Solve a d-dimensional integral using coordinate transformation

Question

Let $c_n > 0, n \in \mathbb{N}$, $g:\mathbb{R} \to \mathbb{R}$ and $\varphi_n:\mathbb{R}^d \to \mathbb{R}$ defined by $$ g(t) = e^{-1/t}, t>0, $$ otherwise for $t\le0 \ \ g$ is equal to $0$, and $$ \varphi_n(x) = c_n g(1-n^2\|x\|^2).$$ By the definition of $g$ it follwos that $\|x\|<\frac1n$. Show that $c_n = c n^d$ with an independent constant $c$ when $$ \int_{\mathbb{R}^d} \varphi_n(x) dx =1 \ \ \forall n \in \mathbb{N}.$$ The lecturer gave us the hint to use a coordinate transformation to solve the integral.
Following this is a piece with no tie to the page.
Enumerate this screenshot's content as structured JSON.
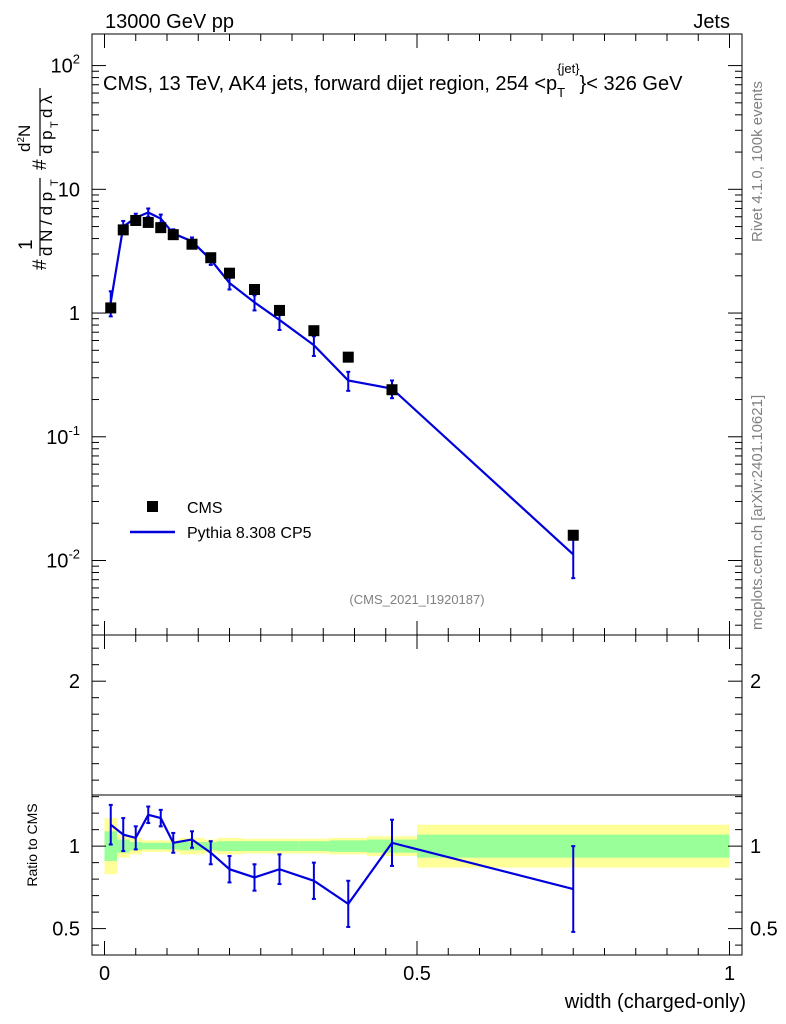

Since $\varphi_n$ is a function of $\|x\|$ I thought of using polar coordinates, however I didn´t know the d-dimensional variant. A quick Google search brought up the transformation rule, which then gives the following: $$\int_{\mathbb{R}^d} \varphi_n(x) dx = c_n\int_{0}^{\pi}\cdot\cdot\cdot\int_{0}^{\pi}\int_{0}^{2\pi}\int_{0}^{1/n} e^{-1/(1-n^2r^2)} r^{d-1}drd\varphi\prod_{j=1}^{d-2}(sin\theta_j)^jd\theta_j=c_n\cdot \frac1c \int_{0}^{1/n} e^{-1/(1-n^2r^2)} r^{d-1}dr$$ where $\frac1c$ is a consant given by the integration over all $d\varphi$ and $d\theta_j$ and $\|x\|=r$. Does anyone know how to solve the left over integral? The problem implies it should evaluate to $1/{n^d}$. Is there a coordinate transformation better suited to solve the integral? Help is very much appreciated, thanks in advance!

Answer 1

This is one of those times where doing the integral at all is unnecessary. From the first integral, use $y = nx$:

$$\int_{B\left(0,\frac{1}{n}\right)} g(1-n^2x^2)\:dx = \int_{B(0,1)} g(1-y^2)\: n^{-d }dy = cn^{-d}$$

since the integral converges and is independent of $n$ now.